Optimistic mirror descent in saddle-point problems: Going the extra (gradient) mile
Panayotis Mertikopoulos, Bruno Lecouat, Houssam Zenati, Chuan-Sheng Foo, Vijay Chandrasekhar, Georgios Piliouras
TL;DR
The paper analyzes convergence of first-order methods for non-monotone saddle-point problems by introducing the coherence property, linking SPs to variational inequalities. It shows vanilla mirror descent can diverge under null coherence, while optimistic mirror descent with an extra-gradient step achieves convergence across coherent problems, including stochastic settings. The authors develop a comprehensive convergence theory for MD and OMD and validate predictions with GAN experiments on Gaussian mixtures, CelebA, and CIFAR-10, demonstrating stability improvements. The work provides principled, implementable guidance for training GANs and other non-monotone SPs, suggesting optimism as a practical stabilizer.
Abstract
Owing to their connection with generative adversarial networks (GANs), saddle-point problems have recently attracted considerable interest in machine learning and beyond. By necessity, most theoretical guarantees revolve around convex-concave (or even linear) problems; however, making theoretical inroads towards efficient GAN training depends crucially on moving beyond this classic framework. To make piecemeal progress along these lines, we analyze the behavior of mirror descent (MD) in a class of non-monotone problems whose solutions coincide with those of a naturally associated variational inequality - a property which we call coherence.
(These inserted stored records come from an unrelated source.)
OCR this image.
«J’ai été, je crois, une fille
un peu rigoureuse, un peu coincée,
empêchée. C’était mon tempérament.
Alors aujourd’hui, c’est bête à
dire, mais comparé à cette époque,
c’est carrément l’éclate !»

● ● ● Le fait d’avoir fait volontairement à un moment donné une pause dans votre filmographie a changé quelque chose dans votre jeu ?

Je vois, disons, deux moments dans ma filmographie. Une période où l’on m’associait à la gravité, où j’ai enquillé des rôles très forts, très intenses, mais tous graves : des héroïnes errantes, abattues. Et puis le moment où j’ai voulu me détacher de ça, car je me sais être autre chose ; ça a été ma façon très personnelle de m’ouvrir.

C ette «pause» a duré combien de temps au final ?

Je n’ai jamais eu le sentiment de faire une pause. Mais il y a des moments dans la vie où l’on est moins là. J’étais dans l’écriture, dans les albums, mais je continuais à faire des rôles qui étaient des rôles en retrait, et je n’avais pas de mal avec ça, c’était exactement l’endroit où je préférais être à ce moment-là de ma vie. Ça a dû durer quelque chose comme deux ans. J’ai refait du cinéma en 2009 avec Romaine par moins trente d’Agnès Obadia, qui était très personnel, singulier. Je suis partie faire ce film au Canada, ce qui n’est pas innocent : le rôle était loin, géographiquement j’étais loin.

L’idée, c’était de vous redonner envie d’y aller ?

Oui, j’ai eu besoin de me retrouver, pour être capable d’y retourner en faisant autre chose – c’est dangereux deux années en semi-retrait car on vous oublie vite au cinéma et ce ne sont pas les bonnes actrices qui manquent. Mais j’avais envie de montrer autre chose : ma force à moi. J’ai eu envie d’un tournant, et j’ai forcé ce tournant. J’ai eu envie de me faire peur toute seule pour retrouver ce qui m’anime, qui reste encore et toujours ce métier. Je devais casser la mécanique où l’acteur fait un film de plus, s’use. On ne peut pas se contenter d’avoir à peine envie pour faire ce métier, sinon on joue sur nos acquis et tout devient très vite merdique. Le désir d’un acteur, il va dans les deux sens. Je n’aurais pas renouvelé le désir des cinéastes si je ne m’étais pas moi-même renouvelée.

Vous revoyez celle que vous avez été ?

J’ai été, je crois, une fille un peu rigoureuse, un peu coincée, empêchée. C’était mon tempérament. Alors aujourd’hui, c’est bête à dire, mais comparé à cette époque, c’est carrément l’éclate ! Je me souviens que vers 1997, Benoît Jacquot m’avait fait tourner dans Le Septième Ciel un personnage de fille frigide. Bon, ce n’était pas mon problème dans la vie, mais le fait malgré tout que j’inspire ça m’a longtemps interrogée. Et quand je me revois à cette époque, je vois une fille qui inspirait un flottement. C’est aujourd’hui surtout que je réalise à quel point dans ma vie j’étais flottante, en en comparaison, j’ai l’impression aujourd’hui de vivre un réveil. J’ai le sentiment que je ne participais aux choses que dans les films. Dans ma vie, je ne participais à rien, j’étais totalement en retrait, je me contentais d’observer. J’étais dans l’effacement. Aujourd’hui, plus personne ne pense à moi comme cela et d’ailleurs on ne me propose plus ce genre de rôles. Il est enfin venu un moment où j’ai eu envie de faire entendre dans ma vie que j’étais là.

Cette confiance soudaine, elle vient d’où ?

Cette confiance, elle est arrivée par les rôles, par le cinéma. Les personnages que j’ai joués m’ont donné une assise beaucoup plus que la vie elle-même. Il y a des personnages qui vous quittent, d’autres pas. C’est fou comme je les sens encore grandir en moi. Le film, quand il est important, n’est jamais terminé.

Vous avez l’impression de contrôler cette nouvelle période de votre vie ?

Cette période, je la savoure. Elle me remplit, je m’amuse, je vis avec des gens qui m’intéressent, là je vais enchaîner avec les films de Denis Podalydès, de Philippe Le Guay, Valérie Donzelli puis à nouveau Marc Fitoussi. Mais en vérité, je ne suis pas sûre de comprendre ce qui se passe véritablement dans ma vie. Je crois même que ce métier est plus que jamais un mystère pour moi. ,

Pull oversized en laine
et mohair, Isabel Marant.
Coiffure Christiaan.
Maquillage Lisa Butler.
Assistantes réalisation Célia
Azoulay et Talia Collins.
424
We first show that ordinary, "vanilla" MD converges under a strict version of this condition, but not otherwise; in particular, it may fail to converge even in bilinear models with a unique solution. We then show that this deficiency is mitigated by optimism: by taking an "extra-gradient" step, optimistic mirror descent (OMD) converges in all coherent problems. Our analysis generalizes and extends the results of Daskalakis et al. (2018) for optimistic gradient descent (OGD) in bilinear problems, and makes concrete headway for establishing convergence beyond convex-concave games. We also provide stochastic analogues of these results, and we validate our analysis by numerical experiments in a wide array of GAN models (including Gaussian mixture models, as well as the CelebA and CIFAR-10 datasets).